Written by: Michael Shepard
As someone who has represented victims of mesothelioma, lung cancer, and asbestosis over the past two decades, I have witnessed hundreds of clients succumb to terrible diseases. Often times, when meeting a new client, usually in their home, I am asked questions about the disease they have been diagnosed with. Most people pay no attention to the word mesothelioma, but when a doctor tells you that you have it, you want to learn everything you can about it. Given my experience with mesothelioma victims, my clients naturally want to know how their situation compares to others with that disease. The answer is not an easy one.
When someone is diagnosed with mesothelioma, one of their first questions inevitably involves whether they can be cured. The next question is usually how long they have to live. Mesothelioma is a terminal disease, meaning that there is no known cure and the cancer will likely progress to the point where it eventually takes your life. Between those dates is a span of time that every patient wants to know, but no one can accurately predict. While the average survival of someone diagnosed with mesothelioma is six to eighteen months, it can vary greatly depending on multiple factors. Despite looking for a pattern over the years, I still have no idea how long a mesothelioma victim might survive. I have seen clients who have died within three weeks, and clients who have lived more than five years. Age doesn’t seem to be a determining factor, although younger, otherwise healthy mesothelioma clients have as good a chance as anyone. Even so, I have seen victims as young as twenty-one years old succumb to this terrible cancer within a year from diagnosis. I have also seen victims ninety years and older live for three years.

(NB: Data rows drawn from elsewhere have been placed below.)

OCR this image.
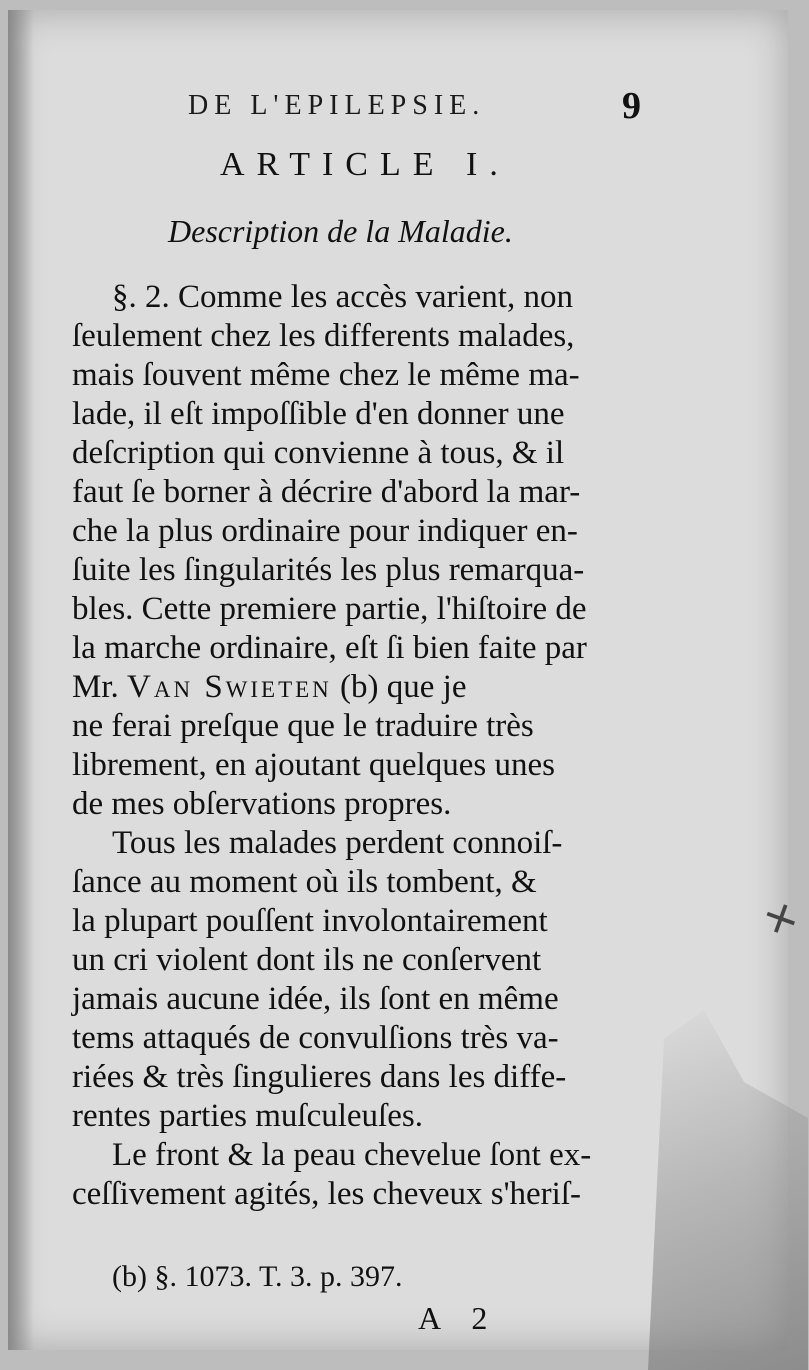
DE L'EPILEPSIE.	9
ARTICLE I.
Description de la Maladie.
§. 2. Comme les accès varient, non
ſeulement chez les differents malades,
mais ſouvent même chez le même ma-
lade, il eſt impoſſible d'en donner une
deſcription qui convienne à tous, & il
faut ſe borner à décrire d'abord la mar-
che la plus ordinaire pour indiquer en-
ſuite les ſingularités les plus remarqua-
bles. Cette premiere partie, l'hiſtoire de
la marche ordinaire, eſt ſi bien faite par
Mr. Van Swieten (b) que je
ne ferai preſque que le traduire très
librement, en ajoutant quelques unes
de mes obſervations propres.
Tous les malades perdent connoiſ-
ſance au moment où ils tombent, &
la plupart pouſſent involontairement
un cri violent dont ils ne conſervent
jamais aucune idée, ils ſont en même
tems attaqués de convulſions très va-
riées & très ſingulieres dans les diffe-
rentes parties muſculeuſes.
Le front & la peau chevelue ſont ex-
ceſſivement agités, les cheveux s'heriſ-
(b) §. 1073. T. 3. p. 397.
A 2
+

Despite all the advances in medicine and chemotherapy in the past twenty years, science doesn’t seem to be any closer to determining why certain people get mesothelioma and others don’t, much less finding a cure for this disease. It is well established, and beyond debate by anyone other than a lawyer or expert representing asbestos defendants or interests, that mesothelioma is caused by exposure to all forms of asbestos, including chrysotile asbestos. What we don’t know is why two people, working side-by-side around asbestos for twenty years or more, can have such different reactions to asbestos exposure, where one develops mesothelioma while the other does not. When it comes to mesothelioma, there are more questions than there are answers.
This uncertainty is why it is so difficult to talk to new clients about their future. The client is desperate for information, for optimism, for hope. Depending on the bedside manner of the doctors involved, the client may not have been given any answers to those questions. Early in my career, I was frustrated that my clients were not given information about their survival prospects. I went so far as to seek out the advice of cancer doctors, including one who was also an ordained minister. What I came to learn is that doctors have to tread the same delicate path that I had been navigating. On the one hand, doctors feel they owe the patient the courtesy of explaining the disease and its prognosis in plain, frank terms so the patient and his family aren’t misled into thinking that things were going to work out fine in the end. On the other hand, the mind has tremendous control over the body’s ability to fight off disease. If you take away a person’s hope, their will to fight, you all but guarantee that they will not survive long. So how then, do you handle those questions?
I have chosen a middle ground. I ask my clients what their doctors have told them. I ask a lot of questions about their doctor’s visits, their discussions with the doctors, their discussions with their spouse and family members. Based on the answers I hear, I am usually able to determine how much information has been given to them. If they are well informed, and seem to be able to discuss their prognosis candidly, I am more open in the information I provide. If, however, it seems that they either haven’t been given very clear information, or that they aren’t accepting of the information they have been given, I am much more guarded with my comments. I don’t want to take away whatever optimism or hope is helping my client handle the awful struggle with cancer. Regardless of how much information I share, I always offer an empathetic ear and a solemn promise to do what I can to help. Most often, I find that my clients are happy to know that someone is looking out for their needs, and for the financial needs of their spouse moving forward. Ultimately, it is all I can do for them, and I take that responsibility very seriously.
I don’t know if my approach is right or wrong, but I suspect that it depends on the situation and it depends on the person. When faced with the sudden and unexpected diagnosis of mesothelioma, would you want the truth, or would you prefer hope?